Ante tal pessoa, disse-lhe que assegurava que respeitaria também a decisão judicial imediatamente. Dias depois, recebo a notificação do Foro. Tremi quando vi o nome do advogado da parte impetrante. Era nada menos que o Dr. Alcides de Mendonça Lima, um dos maiores advogados da época, eminente professor da nossa universidade. Às tantas horas eu deveria - com meu advogado - ir à sessão no Foro, que a questão estava para ser julgada. No dia marcado compareci - sozinho -, enquanto há alguns metros estavam, para me constranger, pessoas proprietárias da casa e o Dr.

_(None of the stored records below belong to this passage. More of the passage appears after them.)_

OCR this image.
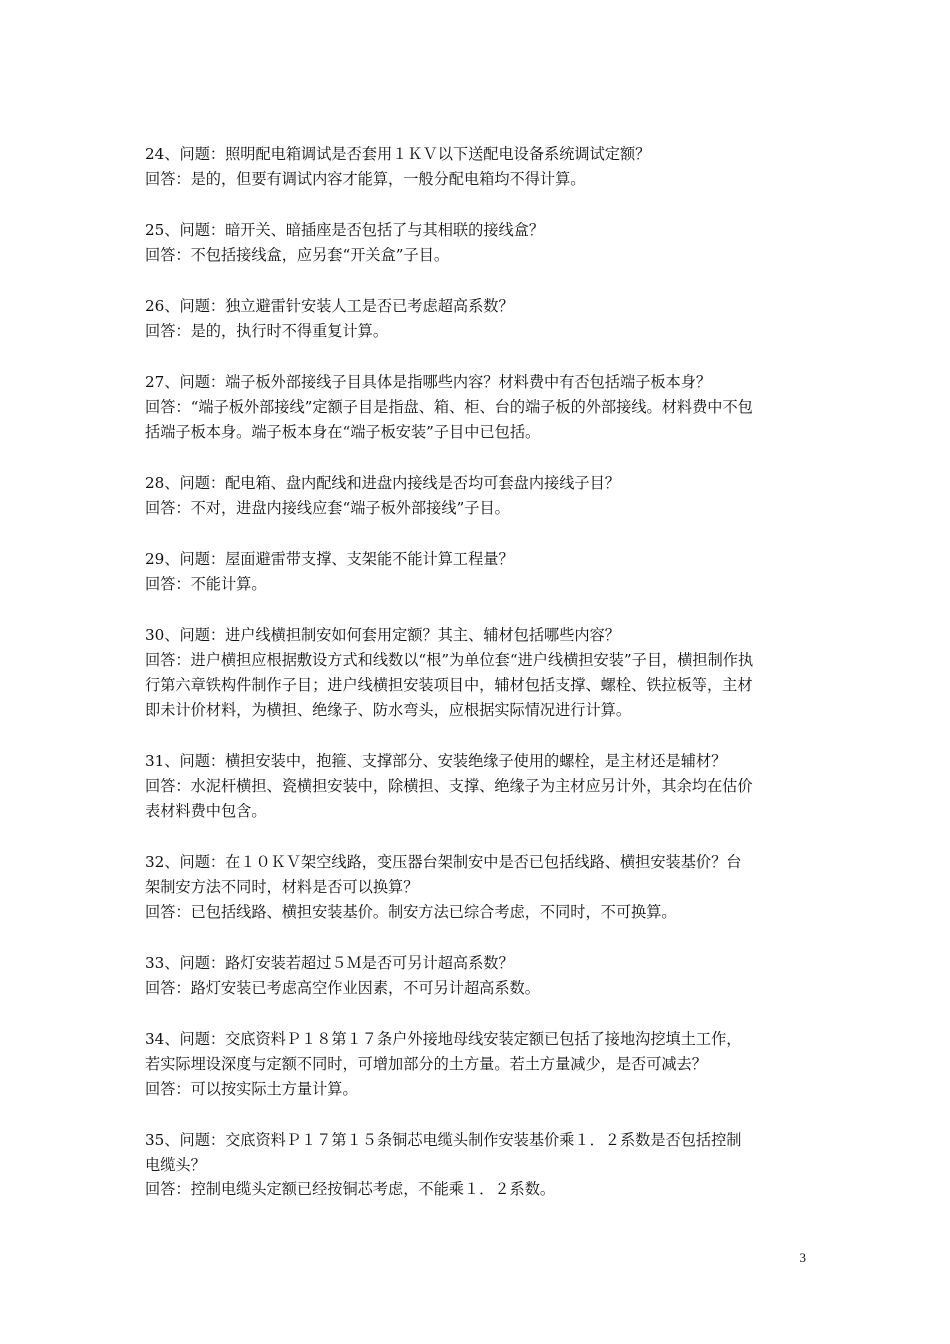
24、问题：照明配电箱调试是否套用１ＫＶ以下送配电设备系统调试定额？

回答：是的，但要有调试内容才能算，一般分配电箱均不得计算。

25、问题：暗开关、暗插座是否包括了与其相联的接线盒？

回答：不包括接线盒，应另套“开关盒”子目。

26、问题：独立避雷针安装人工是否已考虑超高系数？

回答：是的，执行时不得重复计算。

27、问题：端子板外部接线子目具体是指哪些内容？材料费中有否包括端子板本身？

回答：“端子板外部接线”定额子目是指盘、箱、柜、台的端子板的外部接线。材料费中不包

括端子板本身。端子板本身在“端子板安装”子目中已包括。

28、问题：配电箱、盘内配线和进盘内接线是否均可套盘内接线子目？

回答：不对，进盘内接线应套“端子板外部接线”子目。

29、问题：屋面避雷带支撑、支架能不能计算工程量？

回答：不能计算。

30、问题：进户线横担制安如何套用定额？其主、辅材包括哪些内容？

回答：进户横担应根据敷设方式和线数以“根”为单位套“进户线横担安装”子目，横担制作执

行第六章铁构件制作子目；进户线横担安装项目中，辅材包括支撑、螺栓、铁拉板等，主材

即未计价材料，为横担、绝缘子、防水弯头，应根据实际情况进行计算。

31、问题：横担安装中，抱箍、支撑部分、安装绝缘子使用的螺栓，是主材还是辅材？

回答：水泥杆横担、瓷横担安装中，除横担、支撑、绝缘子为主材应另计外，其余均在估价

表材料费中包含。

32、问题：在１０ＫＶ架空线路，变压器台架制安中是否已包括线路、横担安装基价？台

架制安方法不同时，材料是否可以换算？

回答：已包括线路、横担安装基价。制安方法已综合考虑，不同时，不可换算。

33、问题：路灯安装若超过５Ｍ是否可另计超高系数？

回答：路灯安装已考虑高空作业因素，不可另计超高系数。

34、问题：交底资料Ｐ１８第１７条户外接地母线安装定额已包括了接地沟挖填土工作，

若实际埋设深度与定额不同时，可增加部分的土方量。若土方量减少，是否可减去？

回答：可以按实际土方量计算。

35、问题：交底资料Ｐ１７第１５条铜芯电缆头制作安装基价乘１．２系数是否包括控制

电缆头？

回答：控制电缆头定额已经按铜芯考虑，不能乘１．２系数。

3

Alcides de Mendonça Lima.

Quando foi chamado meu nome, compareci à frente do senhor juiz, que era o Dr. Mário do Canto. Então, falei-lhe: "Meritíssimo, compareço sozinho nesta demanda por não ter dinheiro para contratar um advogado. Então V. Exa. pode dar aos postulantes sentença favorável". Pois ele surpreendeu-me quando disse: "Quero ouvi-lo". Então, apresentei-lhe a minha tese para continuar na locação. Achava que, por ser filho da falecida locatária, herdaria a locação por entender que se tratava de uma sub-rogação. Estudante apenas, morava há muitos anos naquela casa desde criança. Algumas peças estavam sub-alugadas e, com este modesto dinheiro, eu ia levando a vida. Pois, para surpresa minha, a tese que defendia foi superior à do grande advogado da outra parte, dando-me o Dr. Mário do Canto sentença favorável. Minha tese estava dentro da Lei. E aqui, o mais importante: o Dr. José Gonçalves Chaves passou a me tratar como prometera. Jamais me constrangeu ante minha vitória. Sendo eu o vencedor do pleito, sua senhoria continuou absolutamente o mesmo comigo. E fiquei na casa por cinco anos com a mesma locação.

Pouco antes dos anos 60 o Dr. José faleceu. Ao cabo dos quais o Dr. Alcides de Mendonça Lima mudou a tática e mandou fazer uma planta, aumentando a capacidade de utilização do prédio, e então com esta forte razão teve ganho de causa desta vez. Conforme prometera, imediatamente mudei-me. Mas o que nunca consegui esquecer foi daquele grande cavalheiro culto e sincero, o Dr. José Gonçalves Chaves, que partiu sem tomar conhecimento da vitória de um entendimento seu, que ia ao encontro do seu desejo, afinal.